Arranged marriages work on the principle
that every man or woman should be the family’s responsibility, especially when
it comes to marriage. You might fall in love with this concept at first sight
if you are from a European or American background. Parents would always stand
by for their children and their newly formed family. When the grand children are born, their grandparents babysit them. This is a real cost cutter too, and
you might want to try.
In the pre-50s era, families were
established in the joint tradition, where members from one family lived in one
house, with their children, their partners, and their partners’ partners. The
downside of this “joint family” system is that the individual never got his
voice heard. The elder in the family is always the decision maker, the
dictator. If you fall in love with another person and if your family,
especially the eldest member did not approve of your relationship, you would be
ousted from the family. Caste, religion, social background and other rivalries
can cause the older men or women to decide against your will to marry your
sweetheart. Finally, you might have to shout like the Spartan king, in a
Hollywood movie about 300 warriors, your insanity.
During the late 90s this familial set up
transformed to give way entirely to the “nuclear family” system—husband, wife,
one or two kids. In such families, marriages mean breaking away from one family
and forming another atom or nuclei of a family. Parents who love their kids are
reluctant to let them make decisions for themselves, especially in the case of
choosing life partners. Somebody’s someone cheating someone else is a news item
our newspapers and Television channels love to celebrate on a daily basis. This
inevitably invites parents to step in the decision making process during a
wedding proposal. Most families suffer severe emotional trauma and depression
close to a marriage, anxious over the future of our family member getting
married, and I myself have been through this great emotional turmoil during a marriage
in my own family. This is the case of arranged marriages.
The so-called love marriages involve a
direct infusion of individual rights with the ritual of marriage. In love
marriages, parents’ consent would generally be lacking, due to caste,
religious, or other issues. Two individuals choose their partners out of their
free will and tie their relationship in the wedding knot. Wedding would still
happen, but probably within a registrar office or in a temple of church, in the
presence of their friends. The psychological trauma of the family on such an
occasion should not be undermined, with the prejudiced media, caste, religion,
and communal order on the other end with their mind-control games.
It is, however, merely a hypothetical
question whether the involvement of parents assure marital happiness. At least,
from the individual’s point of view, they could understand each other and learn
to appreciate mutual values better through a love relationship.
When even their dating is pre-arranged by
their respective families, it is a question to what extent one’s independent
creative self could harmonize itself with the mechanical processes involved.
What should be an organic process of meeting individuals turns into an
orchestrated ritual guarded safely by the family.

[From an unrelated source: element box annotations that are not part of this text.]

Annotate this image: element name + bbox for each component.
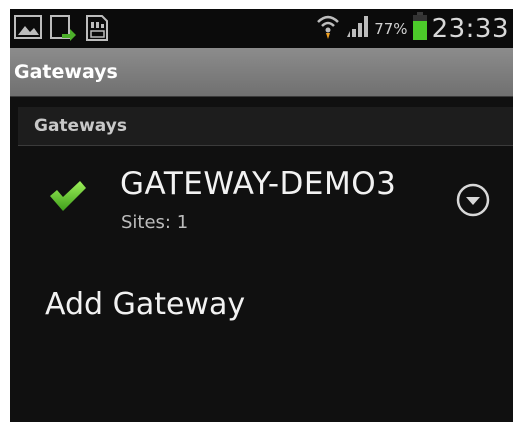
action-bar: Gateways [10,48,513,97]
page-title: Gateways [14,61,118,83]
phone-screen: 77% 23:33 Gateways Gateways GATEWAY-DEMO… [10,9,513,422]
gateway-list-item[interactable]: GATEWAY-DEMO3 Sites: 1 [10,157,513,247]
gateway-name: GATEWAY-DEMO3 [120,166,397,202]
content-area: Gateways GATEWAY-DEMO3 Sites: 1 Add Gate… [10,97,513,422]
section-header: Gateways [18,107,513,146]
status-bar: 77% 23:33 [10,9,513,48]
battery-icon [412,11,428,46]
checkmark-icon [48,179,88,218]
signal-icon [344,13,370,44]
status-clock: 23:33 [431,13,509,44]
gallery-icon [14,14,42,47]
battery-percent: 77% [374,19,408,38]
notification-icons [14,14,110,47]
add-gateway-button[interactable]: Add Gateway [45,287,245,322]
gateway-sites: Sites: 1 [121,212,189,233]
wifi-icon [316,12,340,45]
system-status: 77% 23:33 [316,9,509,48]
sync-icon [48,14,78,47]
section-header-label: Gateways [34,116,127,136]
sd-card-icon [84,14,110,47]
chevron-down-icon[interactable] [456,183,490,217]
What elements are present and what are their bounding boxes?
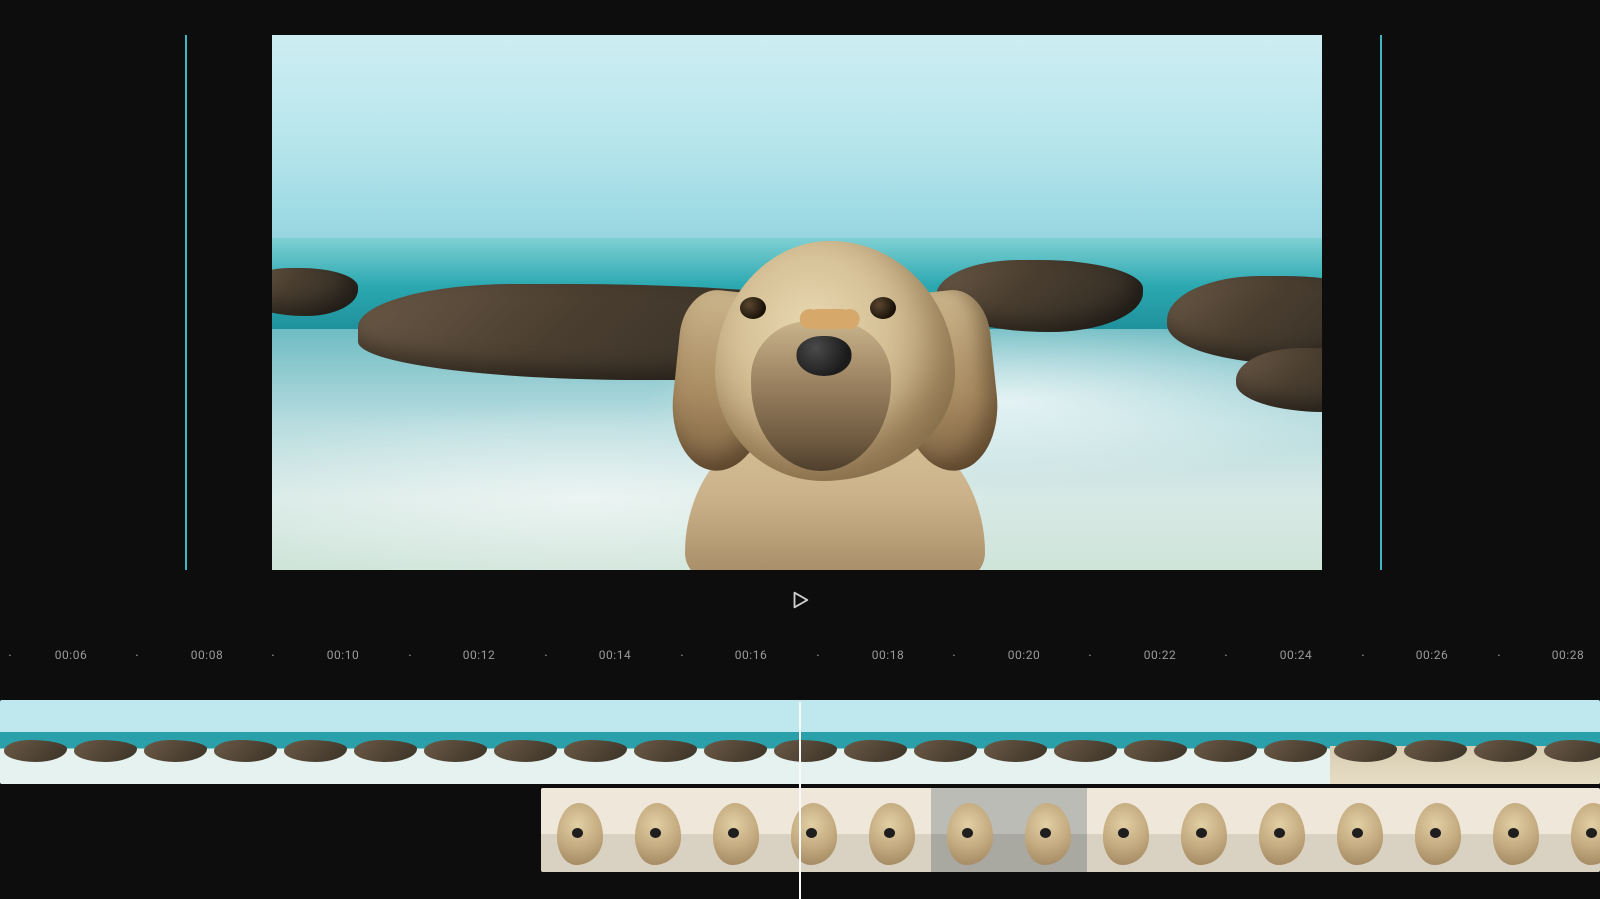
clip-thumbnail bbox=[1399, 788, 1477, 872]
clip-thumbnail bbox=[1470, 700, 1540, 784]
dog-treat-on-nose bbox=[808, 309, 852, 329]
ruler-tick-major: 00:24 bbox=[1280, 648, 1312, 662]
ruler-tick-minor bbox=[680, 648, 684, 664]
clip-thumbnail bbox=[1087, 788, 1165, 872]
timeline-ruler[interactable]: 00:06 00:08 00:10 00:12 00:14 00:16 00:18 00:20… bbox=[0, 648, 1600, 688]
ruler-tick-minor bbox=[1497, 648, 1501, 664]
ruler-tick-major: 00:26 bbox=[1416, 648, 1448, 662]
ruler-tick-minor bbox=[544, 648, 548, 664]
clip-thumbnail bbox=[910, 700, 980, 784]
clip-thumbnail bbox=[1330, 700, 1400, 784]
clip-thumbnail bbox=[630, 700, 700, 784]
clip-thumbnail bbox=[541, 788, 619, 872]
clip-thumbnail bbox=[210, 700, 280, 784]
ruler-tick-major: 00:18 bbox=[872, 648, 904, 662]
rock bbox=[272, 268, 358, 316]
ruler-tick-minor bbox=[952, 648, 956, 664]
ruler-tick-major: 00:16 bbox=[735, 648, 767, 662]
clip-thumbnail bbox=[1050, 700, 1120, 784]
ruler-tick-label: 00:22 bbox=[1144, 648, 1176, 662]
clip-thumbnail bbox=[420, 700, 490, 784]
clip-thumbnail bbox=[140, 700, 210, 784]
clip-thumbnail bbox=[853, 788, 931, 872]
ruler-tick-label: 00:08 bbox=[191, 648, 223, 662]
clip-thumbnail bbox=[931, 788, 1009, 872]
safe-area-guide-right bbox=[1380, 35, 1382, 570]
clip-thumbnail bbox=[1477, 788, 1555, 872]
clip-thumbnail bbox=[619, 788, 697, 872]
ruler-tick-minor bbox=[1361, 648, 1365, 664]
ruler-tick-label: 00:24 bbox=[1280, 648, 1312, 662]
ruler-tick-major: 00:22 bbox=[1144, 648, 1176, 662]
ruler-tick-minor bbox=[816, 648, 820, 664]
dog-eye-left bbox=[740, 297, 766, 319]
ruler-tick-minor bbox=[408, 648, 412, 664]
clip-thumbnail bbox=[1120, 700, 1190, 784]
clip-thumbnail bbox=[280, 700, 350, 784]
clip-thumbnail bbox=[840, 700, 910, 784]
ruler-tick-label: 00:06 bbox=[55, 648, 87, 662]
clip-dog[interactable] bbox=[541, 788, 1600, 872]
clip-thumbnail bbox=[1009, 788, 1087, 872]
clip-thumbnail bbox=[1400, 700, 1470, 784]
play-button[interactable] bbox=[780, 580, 820, 620]
clip-thumbnail bbox=[490, 700, 560, 784]
clip-thumbnail bbox=[560, 700, 630, 784]
ruler-tick-minor bbox=[8, 648, 12, 664]
track-dog[interactable] bbox=[0, 788, 1600, 872]
ruler-tick-minor bbox=[135, 648, 139, 664]
ruler-tick-major: 00:08 bbox=[191, 648, 223, 662]
ruler-tick-label: 00:10 bbox=[327, 648, 359, 662]
clip-thumbnail bbox=[770, 700, 840, 784]
clip-thumbnail bbox=[1540, 700, 1600, 784]
timeline-tracks bbox=[0, 700, 1600, 876]
clip-thumbnail bbox=[1260, 700, 1330, 784]
preview-area bbox=[0, 0, 1600, 620]
ruler-tick-label: 00:28 bbox=[1552, 648, 1584, 662]
ruler-tick-minor bbox=[1088, 648, 1092, 664]
clip-thumbnail bbox=[1165, 788, 1243, 872]
play-icon bbox=[789, 589, 811, 611]
clip-thumbnail bbox=[350, 700, 420, 784]
ruler-tick-major: 00:28 bbox=[1552, 648, 1584, 662]
ruler-tick-major: 00:10 bbox=[327, 648, 359, 662]
clip-thumbnail bbox=[775, 788, 853, 872]
ruler-tick-label: 00:20 bbox=[1008, 648, 1040, 662]
clip-beach[interactable] bbox=[0, 700, 1600, 784]
clip-thumbnail bbox=[697, 788, 775, 872]
clip-thumbnail bbox=[70, 700, 140, 784]
ruler-tick-major: 00:12 bbox=[463, 648, 495, 662]
dog-eye-right bbox=[870, 297, 896, 319]
clip-thumbnail bbox=[1190, 700, 1260, 784]
ruler-tick-major: 00:14 bbox=[599, 648, 631, 662]
dog-nose bbox=[797, 336, 852, 376]
ruler-tick-major: 00:06 bbox=[55, 648, 87, 662]
ruler-tick-major: 00:20 bbox=[1008, 648, 1040, 662]
clip-thumbnail bbox=[1243, 788, 1321, 872]
preview-frame[interactable] bbox=[272, 35, 1322, 570]
ruler-tick-minor bbox=[271, 648, 275, 664]
track-beach[interactable] bbox=[0, 700, 1600, 784]
clip-thumbnail bbox=[1321, 788, 1399, 872]
ruler-tick-label: 00:26 bbox=[1416, 648, 1448, 662]
ruler-tick-label: 00:12 bbox=[463, 648, 495, 662]
clip-thumbnail bbox=[700, 700, 770, 784]
safe-area-guide-left bbox=[185, 35, 187, 570]
clip-thumbnail bbox=[980, 700, 1050, 784]
ruler-tick-minor bbox=[1224, 648, 1228, 664]
ruler-tick-label: 00:14 bbox=[599, 648, 631, 662]
ruler-tick-label: 00:18 bbox=[872, 648, 904, 662]
ruler-tick-label: 00:16 bbox=[735, 648, 767, 662]
clip-thumbnail bbox=[0, 700, 70, 784]
preview-dog bbox=[645, 221, 1025, 570]
clip-thumbnail bbox=[1555, 788, 1600, 872]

I made my students promise, nothing in our
discussion should go out of this class. Then our discussion continued. However,
I still noticed some reluctance on their part to use explicit terminologies
such as “love marriage”. Some of them had other ideas of marriage to discuss
too. So I invented this quick metaphor. I said, “Let’s consider arranged
marriages ‘ration shops’, where one has only limited choices. Also, consider
love marriages supermarkets, where you have plenty of options to choose from,
on your own.”
Then I urged them to suggest their ideas. I
was looking for what each of them thought about the second question. Which form of marriage do you prefer? When
family arranges marriages, proposals reached the man or woman only through the
family. In other words, the individual’s say was only limited to the later part
of the selection process; the first selection would already have taken place.
This was the reason why I used the ration shop metaphor to suggest arranged
marriages.
One of the students stood up. He said
smiling, “Sir, I would like to go to a ration shop inside a supermarket.”
What he mentioned was a phenomenon the late
90s have witnessed in the culture, popularly known “arranged-love marriages”. Though
it sounds a bit paradoxical, this super baby is born out of the nuclear family
culture. The nuclear families could not afford to lose their only son or only daughter
just because they had made their own choices in selecting their life partners.
So the boy and girl would come to their parents and talk about their
relationship, as usual. Here is the blessed part: after much word-battle, in
some cases, if the family is traditional or orthodox or due to some
psychological reason with the father or mother figure, the parents consent.
The good news is that within urban
societies in India, “arranged-love marriages” are gaining popularity and
acceptance. So love, finally, is on the march.